Surplus lines insurance companies, carriers that face little regulation by the state compared to traditional insurers, could take over second homes in Citizens Property Insurance Corp. if a bill advancing in the Senate makes it into law.
The bill (SB 1716) received a rewrite before passing unanimously through the Senate Banking and Insurance Committee. Sen. Jim Boyd, a Bradenton Republican sponsoring the bill, said the aim is to reduce the policies in Citizens, a state-run company that can place assessments on all homeowners if a catastrophic storm wipes out its ability to pay claims.
"More access to the markets, I think, is better," Boyd told reporters after the hearing.
Citizens has 1.23 million policies as of Dec. 31. Three years earlier it had 443,228 policies. A wave of devastating storms and a surge in lawsuits led to the bankruptcy of seven companies in an 18-month span, and other larger companies have pulled back from the Florida market, pushing up prices and leading to more reliance on Citizens to cover homes.

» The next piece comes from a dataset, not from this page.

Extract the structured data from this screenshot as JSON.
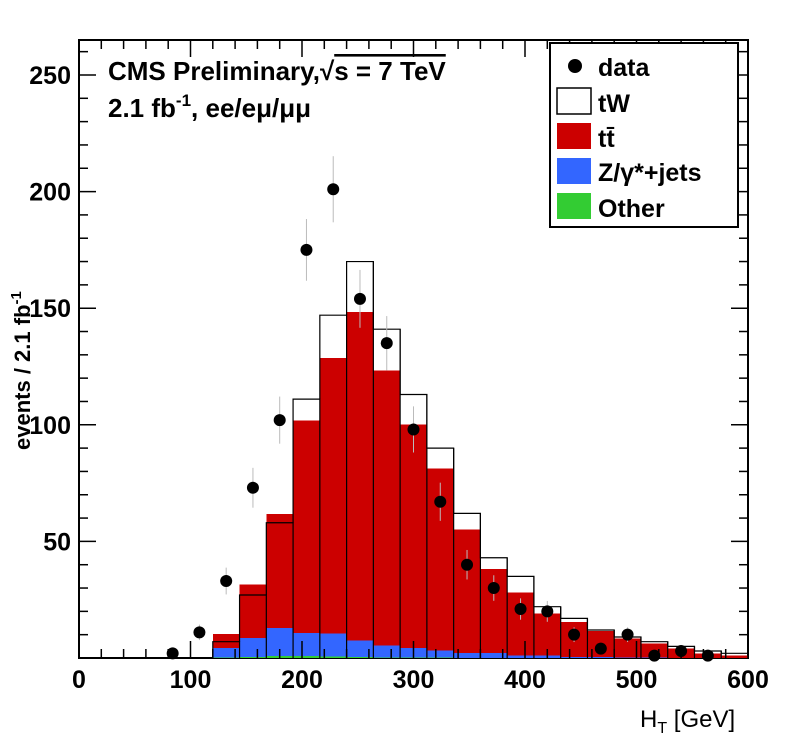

But surplus lines companies aren't regulated by the state the way other admitted carriers are. They typically cover pricier homes in riskier coastal areas, their rates aren't approved by the Office of Insurance Regulation (OIR) and customers can't sue them in Florida if a dispute over a claim arises.
Under Boyd's bill, a person with a second home covered by Citizens would have to move into a surplus lines company if that company's plan is approved by OIR. However, if a homeowner's insurance agent isn't licensed with the company, they could opt out of the offer. The surplus lines companies must have a rating of "A" or better by A.M. Best and a risk program managed by a Florida surplus lines broker.
"If they're offered a takeout and the OIR approves the plan, they don't have a choice. But if their agent is not licensed with that carrier, they don't have to go," Boyd said.
The House version of the bill (HB 1503) hasn't received a hearing in that chamber yet.